MARC T. TREADWELL, District Judge.
The Defendants have moved to dismiss the Plaintiff's amended complaint (Doc. 6), or alternatively, have moved for a more definite statement. (Doc. 4). For the reasons stated below, the motion is
Plaintiff Mohammad Abbasi created a "lottery ticket tracking tool," software called the Lottery Tracking System ("LTS"), for use in convenience stores, gas stations, and other locations where tickets are sold. (Doc. 6, ¶ 10). The Plaintiff owns the LTS and registered the software with the U.S. Copyright Office on August 10, 2010. (Doc. 6, ¶¶ 11-12). He has been marketing the software since February 2010 and licenses it to "numerous customers owning stores selling lottery tickets." (Doc. 6, ¶ 13).
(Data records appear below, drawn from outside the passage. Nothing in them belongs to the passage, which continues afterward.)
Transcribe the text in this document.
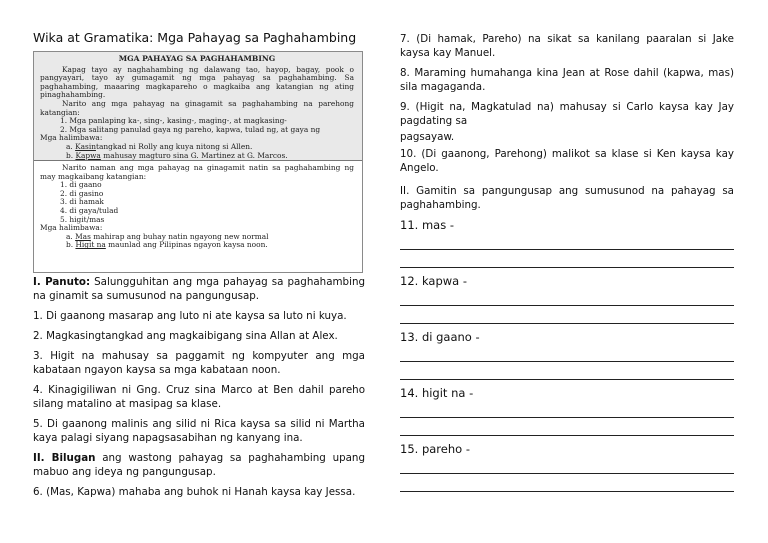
Wika at Gramatika: Mga Pahayag sa Paghahambing
MGA PAHAYAG SA PAGHAHAMBING

Kapag tayo ay naghahambing ng dalawang tao, hayop, bagay, pook o pangyayari, tayo ay gumagamit ng mga pahayag sa paghahambing. Sa paghahambing, maaaring magkapareho o magkaiba ang katangian ng ating pinaghahambing.

Narito ang mga pahayag na ginagamit sa paghahambing na parehong katangian:

1. Mga panlaping ka-, sing-, kasing-, maging-, at magkasing-
2. Mga salitang panulad gaya ng pareho, kapwa, tulad ng, at gaya ng
Mga halimbawa:
a. Kasintangkad ni Rolly ang kuya nitong si Allen.
b. Kapwa mahusay magturo sina G. Martinez at G. Marcos.

Narito naman ang mga pahayag na ginagamit natin sa paghahambing ng may magkaibang katangian:

1. di gaano
2. di gasino
3. di hamak
4. di gaya/tulad
5. higit/mas
Mga halimbawa:
a. Mas mahirap ang buhay natin ngayong new normal
b. Higit na maunlad ang Pilipinas ngayon kaysa noon.

I. Panuto: Salungguhitan ang mga pahayag sa paghahambing na ginamit sa sumusunod na pangungusap.

1. Di gaanong masarap ang luto ni ate kaysa sa luto ni kuya.

2. Magkasingtangkad ang magkaibigang sina Allan at Alex.

3. Higit na mahusay sa paggamit ng kompyuter ang mga kabataan ngayon kaysa sa mga kabataan noon.

4. Kinagigiliwan ni Gng. Cruz sina Marco at Ben dahil pareho silang matalino at masipag sa klase.

5. Di gaanong malinis ang silid ni Rica kaysa sa silid ni Martha kaya palagi siyang napagsasabihan ng kanyang ina.

II. Bilugan ang wastong pahayag sa paghahambing upang mabuo ang ideya ng pangungusap.

6. (Mas, Kapwa) mahaba ang buhok ni Hanah kaysa kay Jessa.

7. (Di hamak, Pareho) na sikat sa kanilang paaralan si Jake kaysa kay Manuel.

8. Maraming humahanga kina Jean at Rose dahil (kapwa, mas) sila magaganda.

9. (Higit na, Magkatulad na) mahusay si Carlo kaysa kay Jay pagdating sa

pagsayaw.

10. (Di gaanong, Parehong) malikot sa klase si Ken kaysa kay Angelo.

II. Gamitin sa pangungusap ang sumusunod na pahayag sa paghahambing.

11. mas -

12. kapwa -

13. di gaano -

14. higit na -

15. pareho -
These customers "must agree to the terms of the End-User Licensing Agreement (the `EULA')" before they are allowed to install the software. (Doc. 6, ¶ 16). The EULA informs the customer the software is copyrighted and "contains an agreement that the customer will not `reverse engineer, decompile, or disassemble the software product.'" (Doc. 6, ¶ 17).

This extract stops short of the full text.